A. Référence de la décision
- Cour de cassation,
- Ordonnance du 16 Novembre 1987
- Numéro d’inscription au répertoire général : 86-94.547
B. Parties
- Appelant : André X…
- Intimée : Directeur général des Douanes
C. Contexte et objet de la décision
- Litige relatif à des infractions à la législation sur les relations financières avec l’étranger.
- André X… a été condamné à des pénalités fiscales pour ne pas avoir justifié l’origine de ses avoirs à l’étranger.

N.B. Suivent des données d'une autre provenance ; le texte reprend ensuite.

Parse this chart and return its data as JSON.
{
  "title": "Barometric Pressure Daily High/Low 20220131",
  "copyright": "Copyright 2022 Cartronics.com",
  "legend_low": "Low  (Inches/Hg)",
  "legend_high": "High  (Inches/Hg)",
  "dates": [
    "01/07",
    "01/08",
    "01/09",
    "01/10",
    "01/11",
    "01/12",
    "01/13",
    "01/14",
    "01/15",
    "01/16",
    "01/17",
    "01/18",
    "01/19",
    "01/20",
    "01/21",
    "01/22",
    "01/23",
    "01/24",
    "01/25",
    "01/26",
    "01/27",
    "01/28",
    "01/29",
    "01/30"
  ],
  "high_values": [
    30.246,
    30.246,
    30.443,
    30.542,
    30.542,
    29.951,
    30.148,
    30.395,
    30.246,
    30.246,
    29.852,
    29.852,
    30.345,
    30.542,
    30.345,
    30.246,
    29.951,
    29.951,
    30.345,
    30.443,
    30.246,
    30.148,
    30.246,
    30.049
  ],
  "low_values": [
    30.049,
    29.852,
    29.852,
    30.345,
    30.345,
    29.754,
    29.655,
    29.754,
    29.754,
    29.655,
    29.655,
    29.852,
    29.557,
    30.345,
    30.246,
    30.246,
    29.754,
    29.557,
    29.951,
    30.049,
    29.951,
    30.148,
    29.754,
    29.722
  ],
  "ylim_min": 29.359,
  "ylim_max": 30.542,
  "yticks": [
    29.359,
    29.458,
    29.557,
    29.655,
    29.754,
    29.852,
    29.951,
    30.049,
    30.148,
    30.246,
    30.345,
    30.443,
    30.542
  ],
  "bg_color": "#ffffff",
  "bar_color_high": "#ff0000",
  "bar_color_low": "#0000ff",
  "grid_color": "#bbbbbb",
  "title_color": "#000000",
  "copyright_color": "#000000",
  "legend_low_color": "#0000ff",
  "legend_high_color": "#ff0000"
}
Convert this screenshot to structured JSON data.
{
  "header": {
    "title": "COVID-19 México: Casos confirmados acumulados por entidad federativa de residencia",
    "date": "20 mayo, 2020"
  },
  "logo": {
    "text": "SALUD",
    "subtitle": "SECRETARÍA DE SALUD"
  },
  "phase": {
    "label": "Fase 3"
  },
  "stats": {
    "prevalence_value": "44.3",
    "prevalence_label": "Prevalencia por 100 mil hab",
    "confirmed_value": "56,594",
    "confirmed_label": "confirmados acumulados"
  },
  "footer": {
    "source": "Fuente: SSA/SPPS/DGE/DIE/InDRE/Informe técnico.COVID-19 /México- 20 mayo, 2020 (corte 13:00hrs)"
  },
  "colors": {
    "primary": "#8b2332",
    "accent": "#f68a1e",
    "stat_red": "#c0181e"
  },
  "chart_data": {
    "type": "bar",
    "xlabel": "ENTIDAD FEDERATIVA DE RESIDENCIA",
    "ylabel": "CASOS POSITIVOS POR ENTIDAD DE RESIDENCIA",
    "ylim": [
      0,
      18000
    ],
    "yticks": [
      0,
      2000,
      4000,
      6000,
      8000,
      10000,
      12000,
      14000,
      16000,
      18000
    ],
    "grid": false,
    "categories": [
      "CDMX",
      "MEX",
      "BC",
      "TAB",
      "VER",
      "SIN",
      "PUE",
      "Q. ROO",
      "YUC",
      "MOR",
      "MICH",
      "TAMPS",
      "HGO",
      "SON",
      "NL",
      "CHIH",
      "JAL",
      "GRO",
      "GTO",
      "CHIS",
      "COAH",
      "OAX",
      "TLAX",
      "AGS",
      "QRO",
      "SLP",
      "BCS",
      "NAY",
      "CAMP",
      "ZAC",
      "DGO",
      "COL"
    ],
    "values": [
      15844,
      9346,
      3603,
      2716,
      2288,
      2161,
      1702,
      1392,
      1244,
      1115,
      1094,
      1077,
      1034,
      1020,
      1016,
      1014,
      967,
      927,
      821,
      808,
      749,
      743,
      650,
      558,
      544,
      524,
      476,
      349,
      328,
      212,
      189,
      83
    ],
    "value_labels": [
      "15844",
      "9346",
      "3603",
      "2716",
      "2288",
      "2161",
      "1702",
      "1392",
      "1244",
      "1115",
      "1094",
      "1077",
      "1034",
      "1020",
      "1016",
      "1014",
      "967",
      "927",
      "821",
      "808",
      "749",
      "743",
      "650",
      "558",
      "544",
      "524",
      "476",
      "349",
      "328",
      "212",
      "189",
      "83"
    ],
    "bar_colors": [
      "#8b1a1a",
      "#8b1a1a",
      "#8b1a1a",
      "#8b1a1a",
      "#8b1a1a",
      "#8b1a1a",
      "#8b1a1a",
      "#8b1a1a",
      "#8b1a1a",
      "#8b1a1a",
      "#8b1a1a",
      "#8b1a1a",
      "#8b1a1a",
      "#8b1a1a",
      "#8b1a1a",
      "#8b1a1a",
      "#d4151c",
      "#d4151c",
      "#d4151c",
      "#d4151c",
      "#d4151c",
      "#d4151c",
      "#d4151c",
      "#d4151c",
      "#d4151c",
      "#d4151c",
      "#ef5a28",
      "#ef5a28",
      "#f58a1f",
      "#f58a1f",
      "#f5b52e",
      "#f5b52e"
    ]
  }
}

- La décision de la Cour d’appel de Nîmes, contestée par le pourvoi de l’appelant, soulève des questions sur l’application d’une nouvelle loi abrogeant des incriminations antérieures.
D. Moyens des parties
- Violation des dispositions légales : L’appelant soutient qu’une loi nouvelle abrogeant une incrimination ne s’applique qu’aux faits non définitivement jugés.
- Absence de base légale : Argument selon lequel l’arrêt attaqué manque de fondement en vertu des nouvelles dispositions législatives relatives à la réglementation des changes.
- Invalidité de la condamnation : André X… conteste la décision sur la base de l’abrogation des articles et l’application d’une législation plus douce.
E. Réponse de la Cour
- La Cour annule partiellement l’arrêt de la Cour d’appel de Nîmes.
- Elle juge que la loi nouvelle, qui abroge l’incrimination antérieure, doit être appliquée pour les faits non définitivement jugés.
- Elle souligne que la nouvelle législation impose un cadre plus limité pour les poursuites concernant des avoirs à l’étranger, ce qui nécessite un réexamen de l’affaire.
F. Conclusion
- Annulation de l’arrêt de la Cour d’appel en ce qui concerne les dispositions cambiaires.
- Renvoi de l’affaire devant la Cour d’appel de Toulouse pour un nouvel examen conforme à la législation actuelle.